WAVK
- Marathon, Florida; United States;
- Broadcast area: Florida Keys area
- Frequency: 97.7 MHz
- Branding: 97.7 The Zone

Programming
- Format: Sports
- Affiliations: Infinity Sports Network Fox Sports Radio Miami Dolphins Miami Heat Miami Hurricanes Miami Marlins

Ownership
- Owner: Joseph Fiorini; (Fiorini Keys Media, LLC);
- Sister stations: WAIL, WCTH, WFKZ, WEOW, WCNK, WWUS

History
- First air date: March 3, 1995 (as WDUC)
- Former call signs: WDUC (1995–1995) WKTS (1995–1999) WWWK (1999–2003)
- Call sign meaning: "Wave" (former branding)

Technical information
- Licensing authority: FCC
- Facility ID: 23294
- Class: C1
- ERP: 100,000 watts
- HAAT: 168 meters
- Transmitter coordinates: 24°39′38.40″N 81°25′9.70″W﻿ / ﻿24.6606667°N 81.4193611°W

Links
- Public license information: Public file; LMS;
- Webcast: Listen Live (via TuneIn) Listen Live via iHeart
- Website: thezone977.com

= WAVK =

WAVK (97.7 FM) is a radio station temporarily broadcasting a sports radio format. Licensed to Marathon, Florida, USA, the station serves the Florida Keys. The station is currently owned by licensee Fiorini Keys Media, LLC, and features programming from Infinity Sports Network and Fox Sports Radio.

==History==
The station went on the air as WDUC on March 3, 1995. On November 3, 1995, the station changed its call sign to WKTS; on September 9, 1999, to WWWK; and on October 23, 2003, to the current WAVK. The first real format of WWWK was pure dance music as "K97", before flipping to hot AC "Wave".

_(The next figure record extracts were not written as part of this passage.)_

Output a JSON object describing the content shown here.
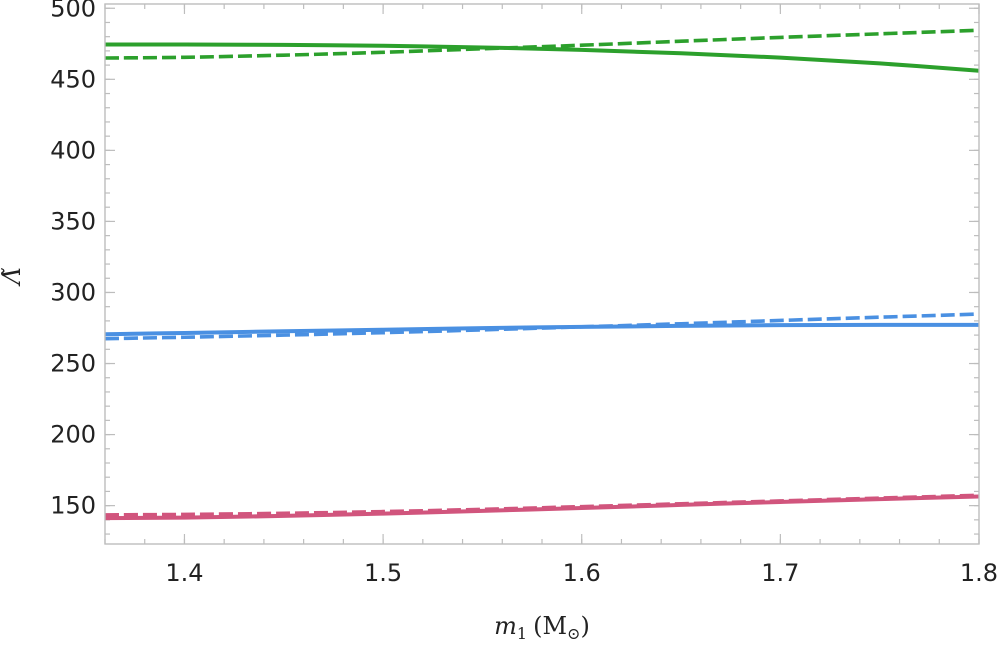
{
  "chart_data": {
    "type": "line",
    "title": "",
    "xlabel": {
      "main": "m",
      "sub": "1",
      "unit": "(M",
      "unit_sub": "⊙",
      "close": ")"
    },
    "ylabel": "Λ̃",
    "xlim": [
      1.36,
      1.8
    ],
    "ylim": [
      123,
      503
    ],
    "x_ticks": [
      1.4,
      1.5,
      1.6,
      1.7,
      1.8
    ],
    "x_tick_labels": [
      "1.4",
      "1.5",
      "1.6",
      "1.7",
      "1.8"
    ],
    "y_ticks": [
      150,
      200,
      250,
      300,
      350,
      400,
      450,
      500
    ],
    "y_tick_labels": [
      "150",
      "200",
      "250",
      "300",
      "350",
      "400",
      "450",
      "500"
    ],
    "x_minor_step": 0.02,
    "y_minor_step": 10,
    "x": [
      1.36,
      1.4,
      1.45,
      1.5,
      1.55,
      1.6,
      1.65,
      1.7,
      1.75,
      1.8
    ],
    "series": [
      {
        "color": "#2ca02c",
        "style": "solid",
        "values": [
          474.5,
          474.5,
          474.2,
          473.6,
          472.4,
          470.7,
          468.3,
          465.3,
          461.2,
          456.0
        ]
      },
      {
        "color": "#2ca02c",
        "style": "dashed",
        "values": [
          465.0,
          465.5,
          467.0,
          469.0,
          471.5,
          474.0,
          476.8,
          479.5,
          482.0,
          484.5
        ]
      },
      {
        "color": "#4a90e2",
        "style": "solid",
        "values": [
          270.6,
          271.5,
          272.7,
          273.8,
          274.9,
          275.8,
          276.5,
          277.0,
          277.2,
          277.2
        ]
      },
      {
        "color": "#4a90e2",
        "style": "dashed",
        "values": [
          267.5,
          268.5,
          270.0,
          271.7,
          273.7,
          275.8,
          278.0,
          280.3,
          282.6,
          284.8
        ]
      },
      {
        "color": "#d1557d",
        "style": "solid",
        "values": [
          141.2,
          141.6,
          142.8,
          144.4,
          146.3,
          148.3,
          150.5,
          152.6,
          154.6,
          156.4
        ]
      },
      {
        "color": "#d1557d",
        "style": "dashed",
        "values": [
          143.5,
          143.8,
          144.6,
          145.8,
          147.4,
          149.3,
          151.3,
          153.3,
          155.3,
          157.3
        ]
      }
    ]
  }
}
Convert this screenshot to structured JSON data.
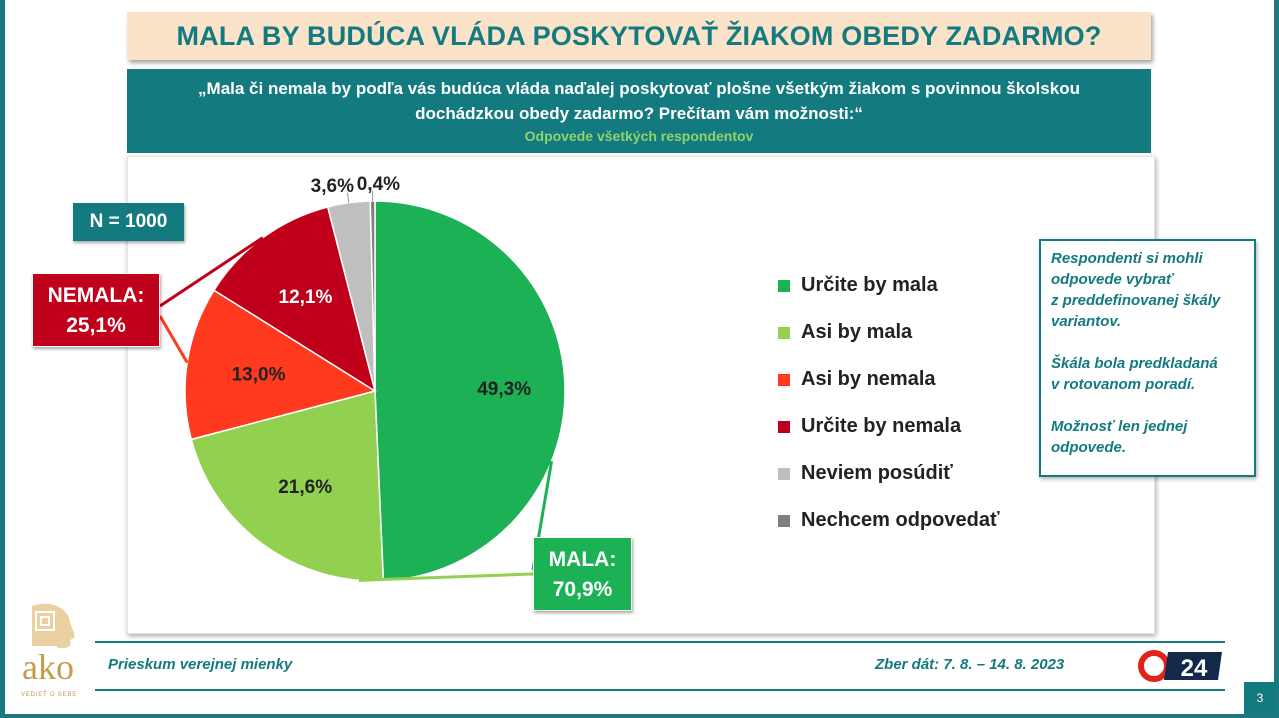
{
  "title": "MALA BY BUDÚCA VLÁDA POSKYTOVAŤ ŽIAKOM OBEDY ZADARMO?",
  "question": "„Mala či nemala by podľa vás budúca vláda naďalej poskytovať plošne všetkým žiakom s povinnou školskou dochádzkou obedy zadarmo? Prečítam vám možnosti:“",
  "subtitle": "Odpovede všetkých respondentov",
  "n_label": "N = 1000",
  "nemala_group": {
    "label": "NEMALA:",
    "value": "25,1%"
  },
  "mala_group": {
    "label": "MALA:",
    "value": "70,9%"
  },
  "chart_data": {
    "type": "pie",
    "start": "12 o'clock, clockwise",
    "slices": [
      {
        "name": "Určite by mala",
        "value": 49.3,
        "label": "49,3%",
        "color": "#1db156"
      },
      {
        "name": "Asi by mala",
        "value": 21.6,
        "label": "21,6%",
        "color": "#92d050"
      },
      {
        "name": "Asi by nemala",
        "value": 13.0,
        "label": "13,0%",
        "color": "#ff3a1f"
      },
      {
        "name": "Určite by nemala",
        "value": 12.1,
        "label": "12,1%",
        "color": "#c0001a"
      },
      {
        "name": "Neviem posúdiť",
        "value": 3.6,
        "label": "3,6%",
        "color": "#bfbfbf"
      },
      {
        "name": "Nechcem odpovedať",
        "value": 0.4,
        "label": "0,4%",
        "color": "#7f7f7f"
      }
    ],
    "legend_position": "right"
  },
  "note": [
    "Respondenti si mohli\nodpovede vybrať\nz preddefinovanej škály\nvariantov.",
    "Škála bola predkladaná\nv rotovanom poradí.",
    "Možnosť len jednej\nodpovede."
  ],
  "footer": {
    "left": "Prieskum verejnej mienky",
    "right": "Zber dát: 7. 8. – 14. 8. 2023",
    "page": "3"
  },
  "logo": {
    "text": "ako",
    "tagline": "VEDIEŤ O SEBE",
    "icon": "head-profile-icon"
  },
  "broadcaster_logo": {
    "text": "24",
    "icon": "joj24-logo"
  }
}
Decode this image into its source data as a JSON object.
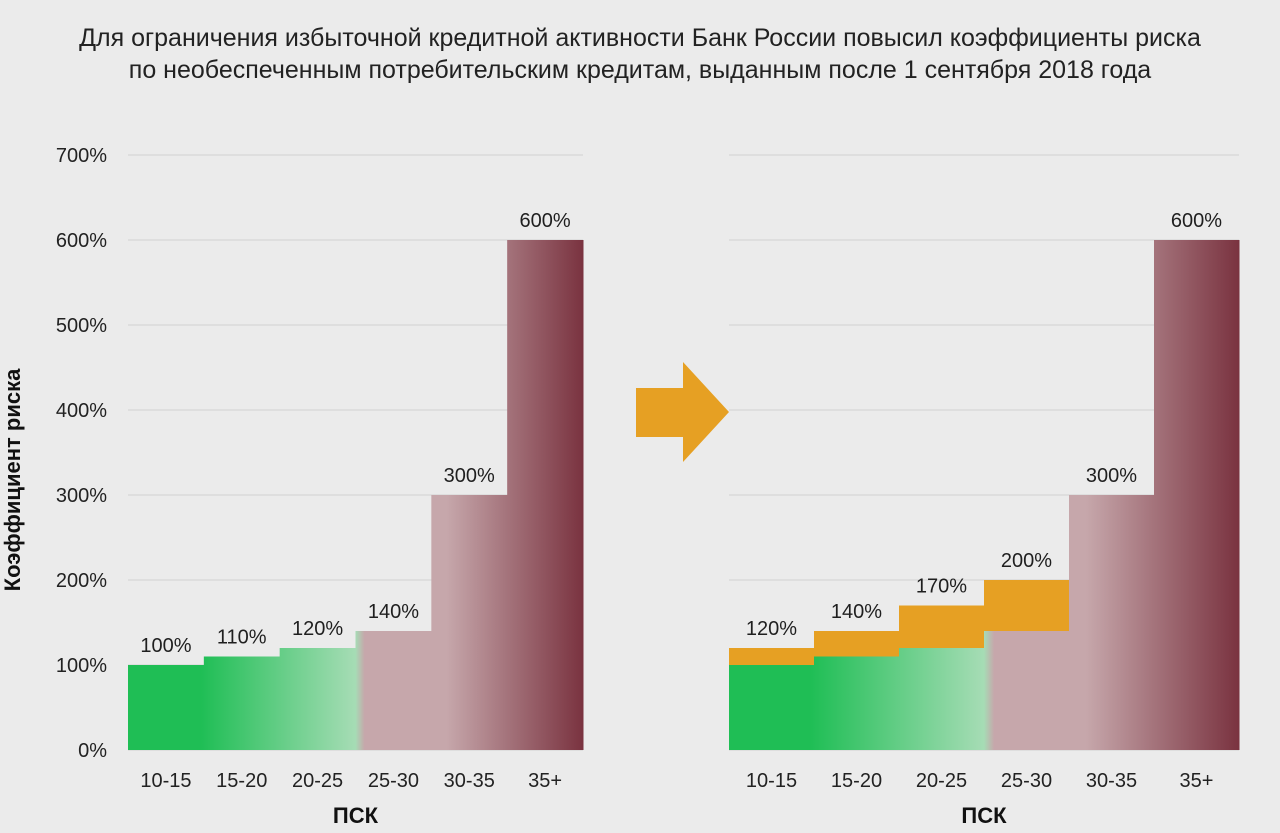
{
  "title": {
    "line1": "Для ограничения избыточной кредитной активности Банк России повысил коэффициенты риска",
    "line2": "по необеспеченным потребительским кредитам, выданным после 1 сентября 2018 года"
  },
  "colors": {
    "background": "#ebebeb",
    "green": "#1fbe55",
    "green_light": "#a6dcb5",
    "maroon_light": "#c6a7ab",
    "maroon": "#7a3340",
    "orange": "#e6a023",
    "grid": "#d6d6d6"
  },
  "icons": {
    "arrow": "arrow-right-icon"
  },
  "chart_data": [
    {
      "type": "bar",
      "ylabel": "Коэффициент риска",
      "xlabel": "ПСК",
      "ylim": [
        0,
        700
      ],
      "yticks": [
        "0%",
        "100%",
        "200%",
        "300%",
        "400%",
        "500%",
        "600%",
        "700%"
      ],
      "categories": [
        "10-15",
        "15-20",
        "20-25",
        "25-30",
        "30-35",
        "35+"
      ],
      "series": [
        {
          "values": [
            100,
            110,
            120,
            140,
            300,
            600
          ]
        }
      ],
      "data_labels": [
        "100%",
        "110%",
        "120%",
        "140%",
        "300%",
        "600%"
      ],
      "grid": true
    },
    {
      "type": "bar",
      "xlabel": "ПСК",
      "ylim": [
        0,
        700
      ],
      "categories": [
        "10-15",
        "15-20",
        "20-25",
        "25-30",
        "30-35",
        "35+"
      ],
      "series": [
        {
          "values": [
            100,
            110,
            120,
            140,
            300,
            600
          ]
        },
        {
          "values": [
            120,
            140,
            170,
            200,
            300,
            600
          ]
        }
      ],
      "data_labels": [
        "120%",
        "140%",
        "170%",
        "200%",
        "300%",
        "600%"
      ],
      "grid": true
    }
  ]
}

In August 2013, Gamma Broadcasting, LLC reached a deal to sell its Florida Keys stations (including WAVK) to Florida Keys Media, LLC (a company controlled by Robert H. Holladay). At a price of $475,000, the sale of WAVK was consummated on July 1, 2014.

In July 2024, the station was sold to Fiorini Keys Media, LLC.

On March 30, 2020, WAVK temporarily dropped its Hot AC format for Sports as 97.7 The Zone. The reason being that sister station 1600 AM WKWF is having repairs done to its transmitter and it can no longer broadcast for the time being so its format as temporarily moved here.